One side effect that I am experiencing is an unusual flatulence.  It doesn't seem to matter what I eat.  It starts in the afternoon and continues for most of the night while I sleep, a sort of bubbly and near constant, sometimes painful production of gas.  Radiation is administered 5 days a week so when the flatulence faded over the long holiday weekend I suspected the radiation.

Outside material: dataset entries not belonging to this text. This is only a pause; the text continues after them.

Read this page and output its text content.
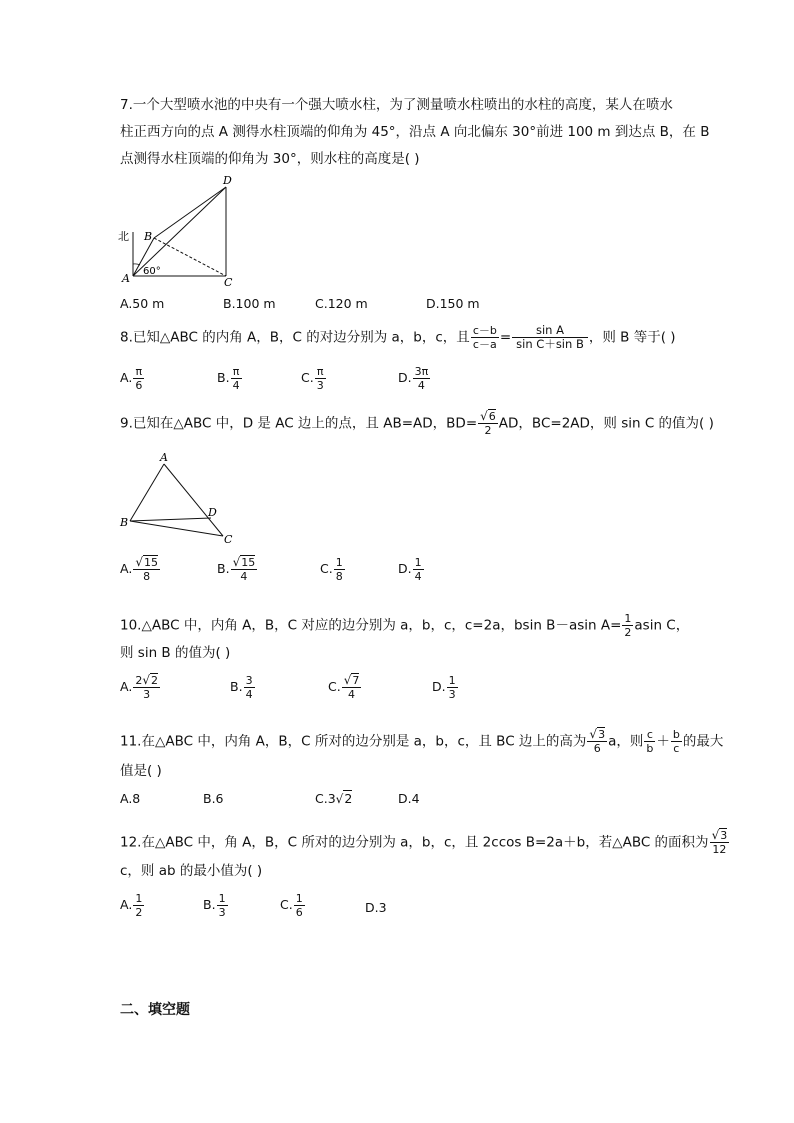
7.一个大型喷水池的中央有一个强大喷水柱，为了测量喷水柱喷出的水柱的高度，某人在喷水
柱正西方向的点 A 测得水柱顶端的仰角为 45°，沿点 A 向北偏东 30°前进 100 m 到达点 B，在 B
点测得水柱顶端的仰角为 30°，则水柱的高度是( )
北
A
B
C
D
60°
A.50 m	B.100 m	C.120 m	D.150 m
8.已知△ABC 的内角 A，B，C 的对边分别为 a，b，c，且 $\frac{c-b}{c-a} = \frac{\text{sin A}}{\text{sin C＋sin B}}$ ，则 B 等于( )
A. $\frac{\pi}{6}$	B. $\frac{\pi}{4}$	C. $\frac{\pi}{3}$	D. $\frac{3\pi}{4}$
9.已知在△ABC 中，D 是 AC 边上的点，且 AB=AD，$BD= \frac{√6}{2}$ AD，BC=2AD，则 sin C 的值为( )
A
B
C
D
A. $\frac{√15}{8}$	B. $\frac{√15}{4}$	C. $\frac{1}{8}$	D. $\frac{1}{4}$
10.△ABC 中，内角 A，B，C 对应的边分别为 a，b，c，c=2a，bsin B－asin $A= \frac{1}{2}$ asin C，
则 sin B 的值为( )
A. $\frac{2√2}{3}$	B. $\frac{3}{4}$	C. $\frac{√7}{4}$	D. $\frac{1}{3}$
11.在△ABC 中，内角 A，B，C 所对的边分别是 a，b，c，且 BC 边上的高为 $\frac{√3}{6}$ a，则 $\frac{c}{b} + \frac{b}{c}$ 的最大
值是( )
A.8	B.6	C.3√2	D.4
12.在△ABC 中，角 A，B，C 所对的边分别为 a，b，c，且 2ccos B=2a＋b，若△ABC 的面积为 $\frac{√3}{12}$
c，则 ab 的最小值为( )
A. $\frac{1}{2}$	B. $\frac{1}{3}$	C. $\frac{1}{6}$	D.3
二、填空题
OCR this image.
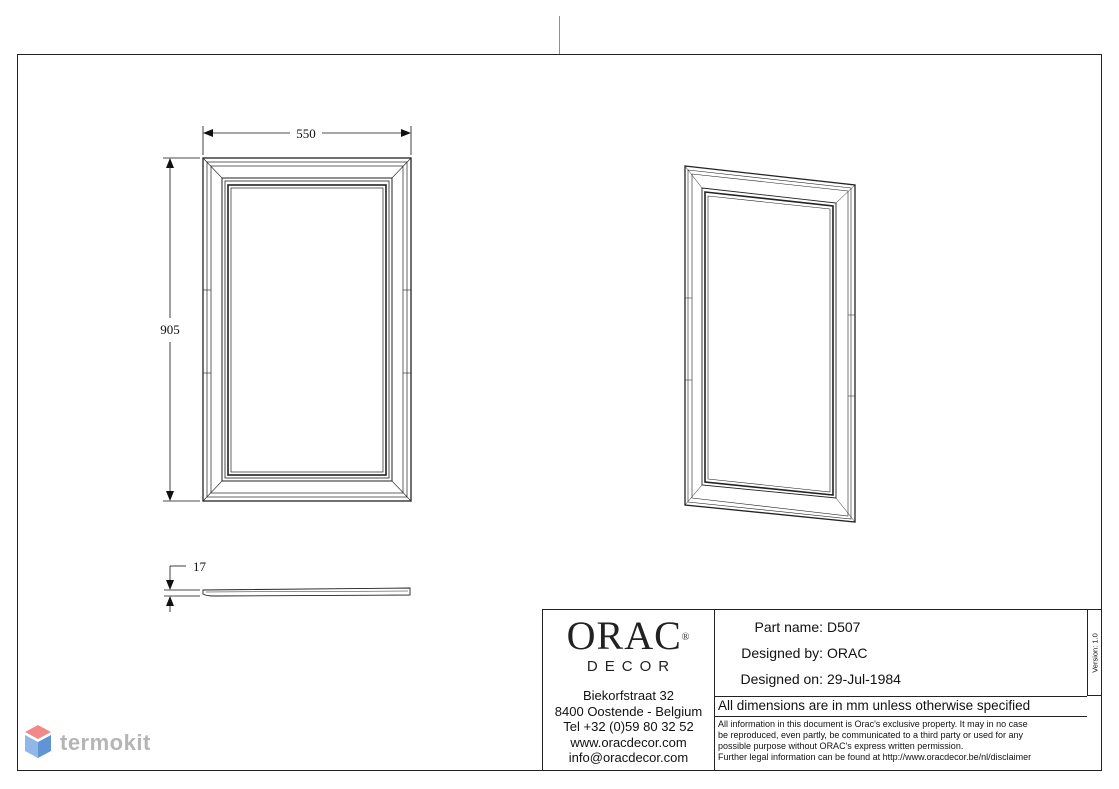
550
905
17
ORAC®
DECOR
Biekorfstraat 32
8400 Oostende - Belgium
Tel +32 (0)59 80 32 52
www.oracdecor.com
info@oracdecor.com
Part name: D507
Designed by: ORAC
Designed on: 29-Jul-1984
All dimensions are in mm unless otherwise specified
All information in this document is Orac's exclusive property. It may in no case
be reproduced, even partly, be communicated to a third party or used for any
possible purpose without ORAC's express written permission.
Further legal information can be found at http://www.oracdecor.be/nl/disclaimer
Version: 1.0
termokit
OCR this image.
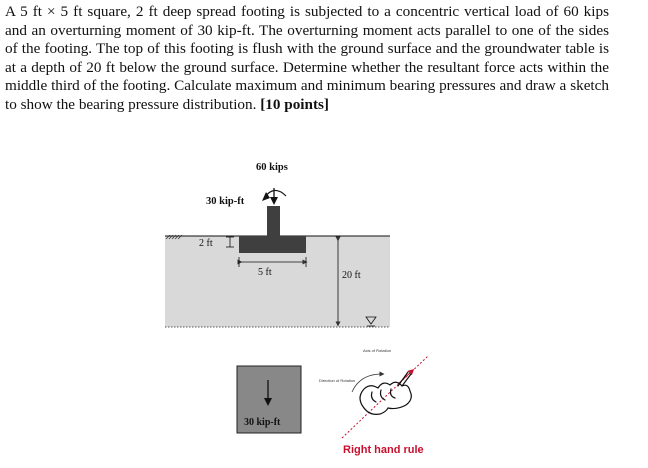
A 5 ft × 5 ft square, 2 ft deep spread footing is subjected to a concentric vertical load of 60 kips and an overturning moment of 30 kip-ft. The overturning moment acts parallel to one of the sides of the footing. The top of this footing is flush with the ground surface and the groundwater table is at a depth of 20 ft below the ground surface. Determine whether the resultant force acts within the middle third of the footing. Calculate maximum and minimum bearing pressures and draw a sketch to show the bearing pressure distribution. [10 points]

60 kips
30 kip-ft
2 ft
5 ft	20 ft
30 kip-ft
Axis of Rotation
Direction of Rotation
Right hand rule
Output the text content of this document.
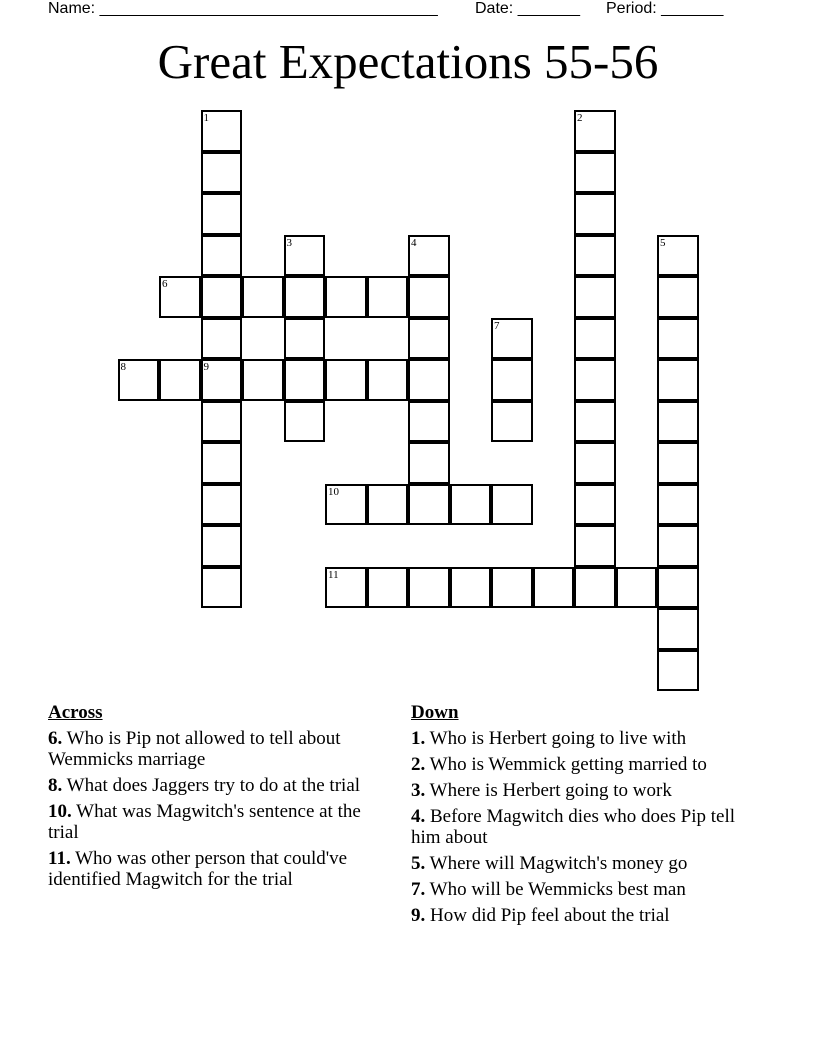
Name: ______________________________________

Date: _______

Period: _______

Great Expectations 55-56
1
9
2
3	4	5
6
7
8
10
11
Across
6. Who is Pip not allowed to tell about Wemmicks marriage
8. What does Jaggers try to do at the trial
10. What was Magwitch's sentence at the trial
11. Who was other person that could've identified Magwitch for the trial
Down
1. Who is Herbert going to live with
2. Who is Wemmick getting married to
3. Where is Herbert going to work
4. Before Magwitch dies who does Pip tell him about
5. Where will Magwitch's money go
7. Who will be Wemmicks best man
9. How did Pip feel about the trial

During my 5 weeks of radiation I get 5 minutes a week to talk to my oncologist so I asked him if the flatulence and radiation were related.  He smiled weakly,  nodded affirmatively and added, "there's going to be some mucus too".  Oh goody, gas and liquids.  "Will I get any warning or will it just happen?".  He smiled again.  "You'll get a warning".

It's not much of a warning though.  I'm starting to find the whole radiation experience to be just a bit creepy.  It's a treatment that I can't hear, see or feel yet I'm starting to experience the side effects.  The radiation has inflamed my bladder so I urinate frequently.  When I go anywhere my first task is to seek out and note all bathrooms.  I can't sleep more than 2 or 3 hours without having to get up to pee.  I'm looking forward to a period when I can recover from my treatment and prepare myself for the next much more invasive phase.